Random Sampling - How do you make sure your sample is random?
Lesson 6 of 10
Objective: Students will be able to conduct a random sampling simuation.
Opener: As students enter the room, they will immediately begin working on the opener. The opener is a mixture of previously learned questions, and students should work individually, and then as table groups to discuss the methods for solving the questions. After approximately 5 minutes, I will call on students to go to the board and solve the opener questions. As with all openers, I will take volunteers to go to the board – the volunteer is expected to explain their reasoning, and other students are expected to follow along with the work and ask questions/make suggestions as necessary.

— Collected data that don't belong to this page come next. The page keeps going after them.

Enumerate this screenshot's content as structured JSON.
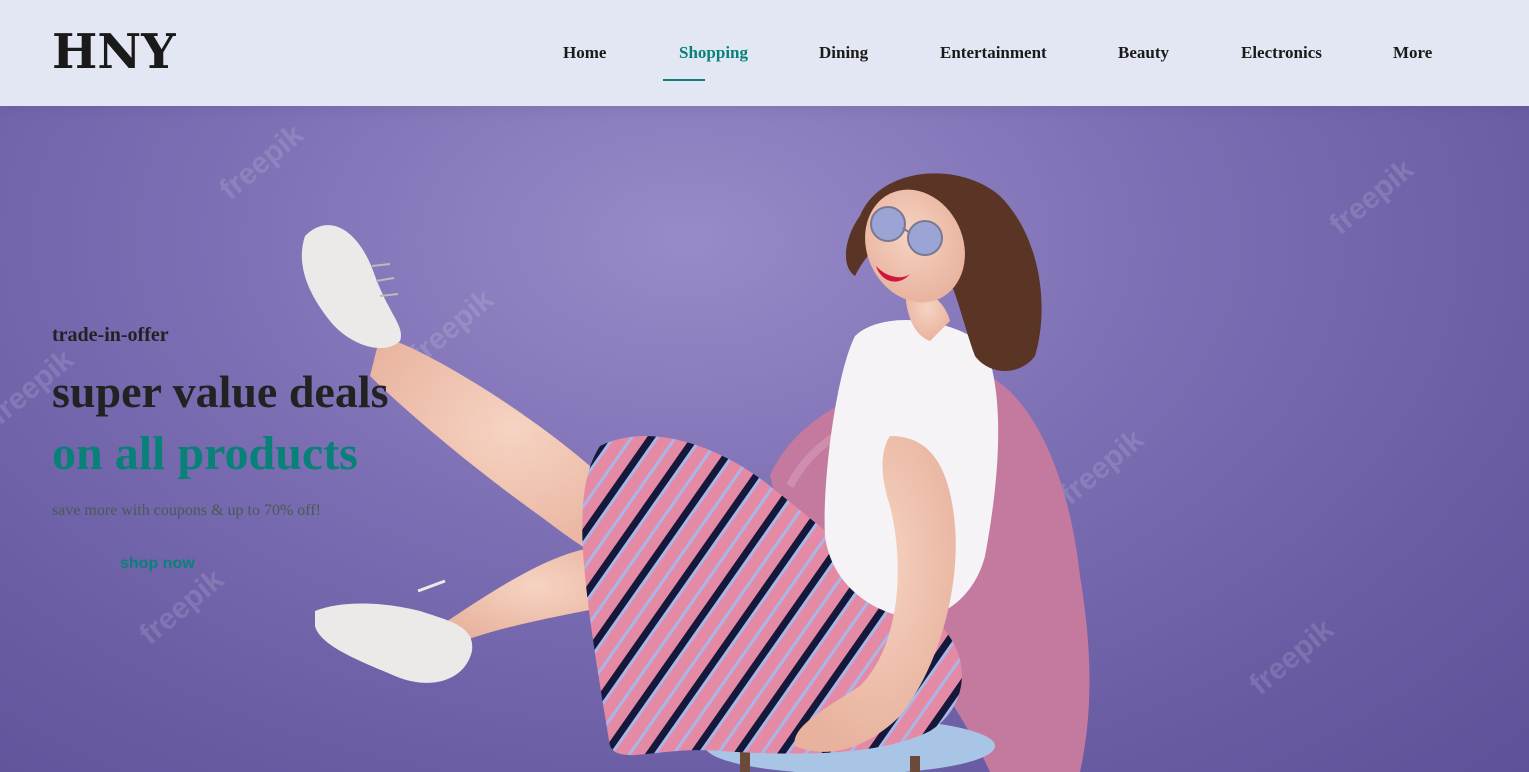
{
  "header": {
    "logo": "HNY",
    "nav": [
      {
        "label": "Home",
        "active": false
      },
      {
        "label": "Shopping",
        "active": true
      },
      {
        "label": "Dining",
        "active": false
      },
      {
        "label": "Entertainment",
        "active": false
      },
      {
        "label": "Beauty",
        "active": false
      },
      {
        "label": "Electronics",
        "active": false
      },
      {
        "label": "More",
        "active": false
      }
    ]
  },
  "hero": {
    "kicker": "trade-in-offer",
    "headline": "super value deals",
    "headline_accent": "on all products",
    "subline": "save more with coupons & up to 70% off!",
    "cta_label": "shop now",
    "watermark": "freepik",
    "image": "woman-sitting-on-chair-raising-leg"
  },
  "colors": {
    "accent": "#088178",
    "header_bg": "#e3e6f3",
    "hero_bg": "#7d6fb4",
    "text_dark": "#222222"
  }
}
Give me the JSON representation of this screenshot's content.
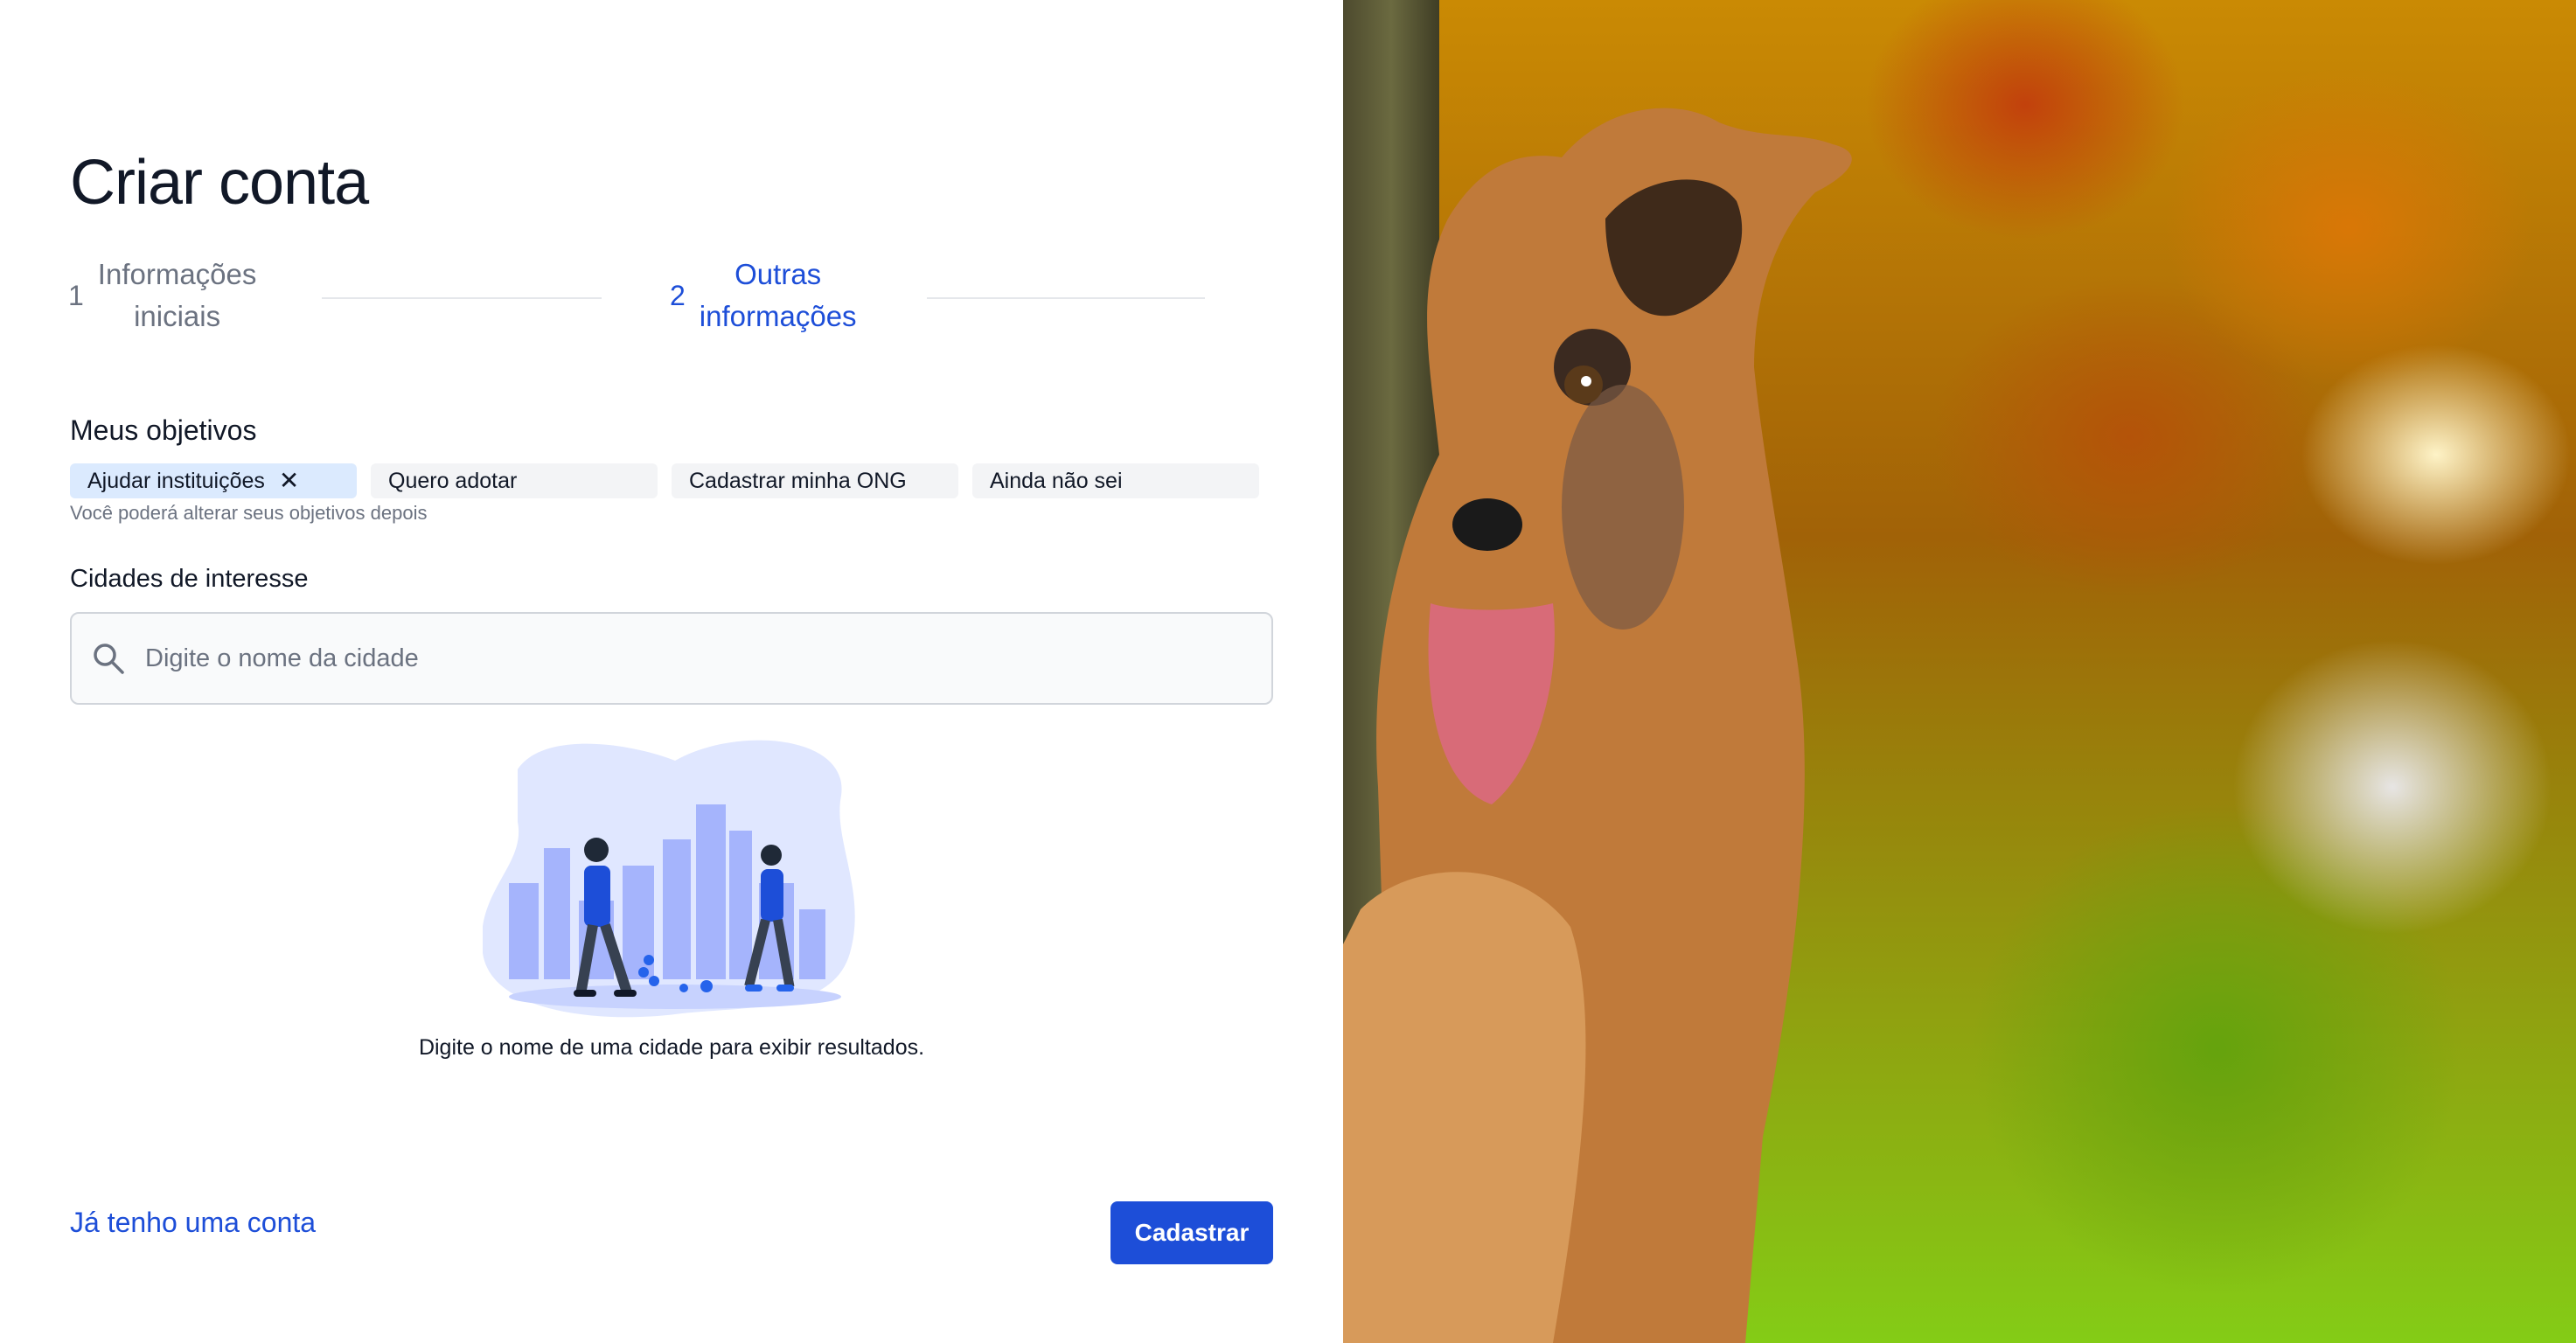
{
  "page": {
    "title": "Criar conta"
  },
  "stepper": {
    "steps": [
      {
        "number": "1",
        "label_line1": "Informações",
        "label_line2": "iniciais",
        "state": "completed"
      },
      {
        "number": "2",
        "label_line1": "Outras",
        "label_line2": "informações",
        "state": "active"
      }
    ],
    "active_color": "#1d4ed8",
    "inactive_color": "#6b7280"
  },
  "goals": {
    "label": "Meus objetivos",
    "options": [
      {
        "label": "Ajudar instituições",
        "selected": true,
        "remove_icon": "close-icon"
      },
      {
        "label": "Quero adotar",
        "selected": false
      },
      {
        "label": "Cadastrar minha ONG",
        "selected": false
      },
      {
        "label": "Ainda não sei",
        "selected": false
      }
    ],
    "helper": "Você poderá alterar seus objetivos depois"
  },
  "cities": {
    "label": "Cidades de interesse",
    "search_icon": "search-icon",
    "placeholder": "Digite o nome da cidade",
    "value": "",
    "empty_state": {
      "illustration": "city-walkers-illustration",
      "message": "Digite o nome de uma cidade para exibir resultados."
    }
  },
  "footer": {
    "login_link": "Já tenho uma conta",
    "submit_label": "Cadastrar"
  },
  "hero": {
    "image": "german-shepherd-dog-photo"
  },
  "colors": {
    "accent": "#1d4ed8",
    "chip_selected_bg": "#dbeafe",
    "chip_bg": "#f3f4f6"
  }
}
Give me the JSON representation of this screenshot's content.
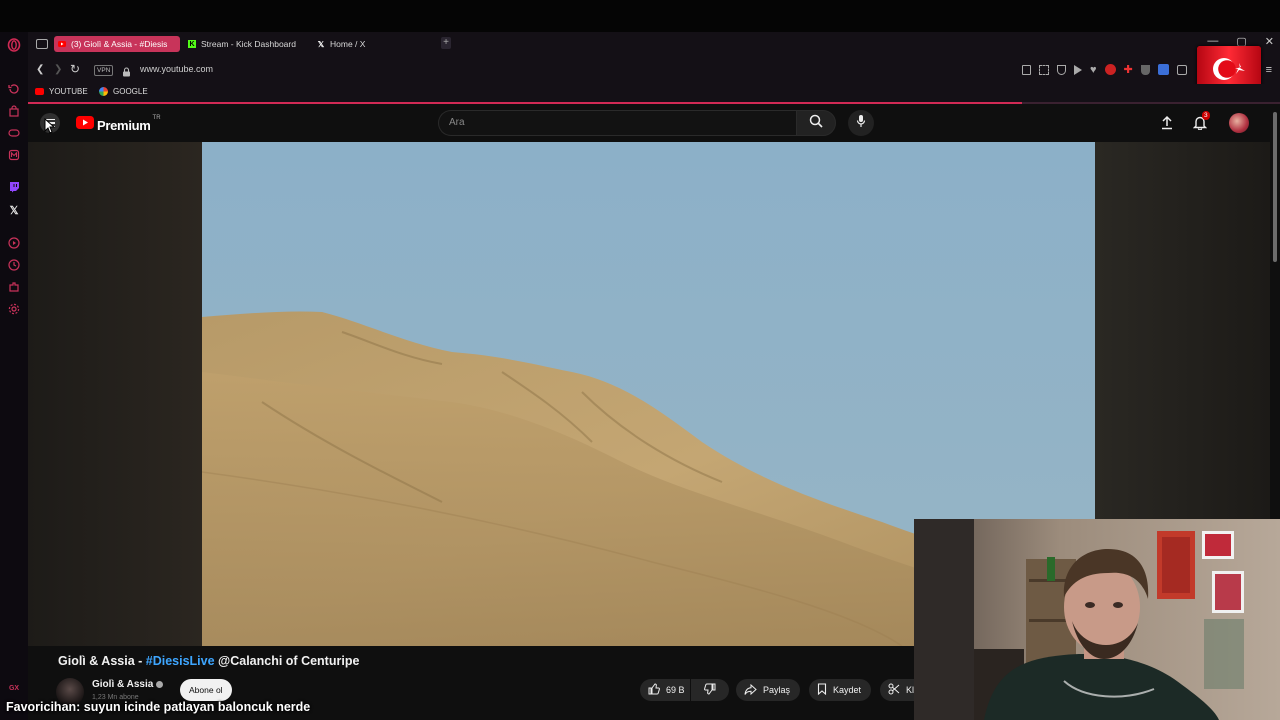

By having a student explain their reasoning while others listen and provide feedback, mathematical practice 3 – construct viable arguments and critique the reasoning of others – becomes a natural part of class.
Learning Target: After completion of the opener, I will address the day’s learning targets to the students. In today’s lesson, the intended target is, “I can make a conclusion based on a simulation of random sampling.” Students will jot the learning targets down in their agendas (our version of a student planner, there is a place to write the learning target for every day).
Random Sampling Inquiry and Notes: In this lesson, students will begin to explore the concept of random sampling through inquiry. Using a map of a gardener’s tomato crop (I make a poster out of the Tomato Crop Map), students will drop paperclips onto the map to develop a random sample. Students will then calculate the average of the tomatoes on the ten plants that they chose. Next, students will use an alternate method of sampling, which is to just choose the first ten plants on the map – and the students are asked to calculate the mean of the tomatoes on those plants. Then, they compare the two means. After finding the means of the two different samples, students are asked to calculate the mean of the entire crop – there are 100 numbers, so I ask that each person at the table calculates the mean because it would be easy to make a mistake, perhaps they can sum each row, then find the sum of all rows, then find the mean. After finding the mean of the entire population, students are asked to make comparisons from the means of their samples to the mean of the actual population. Finally, students are asked to discuss why they think the mean of their first sample was closer to the actual mean than the second sample. Points to discuss are that the first sample was truly random, but the second sample only looked at the first row – what if that row got more sun, more rain, was attacked by an animal, etc.
By conducting an actual sampling experiment that could be used to solve a real world problem, students are truly modeling the mathematics, and then abstracting information from their model to draw conclusions and make predictions, mathematical practices 2 and 4. Given that it would not be feasible to use an actual 10 by 10 crop of tomato plants, the students use the tools that they do have, map of crop, paperclips, calculator strategically in an effort to model a real crop - mathematical practice 5.
We will discuss the questions as a class, and then move onto to notes – introducing the idea of biased and unbiased samples. This is the topic of tomorrow’s class, so today will just be a brief intro to the idea.
To summarize this lesson, after we discuss the concept and relate it to the experiment, students will be given three scenarios and asked as a table to determine which of the three would be considered a true random (unbiased) sample. I will have students stand for 1, 2, or 3 depending on which scenario they believe is truly random. This activity will help me to gauge their understanding of the day’s lesson.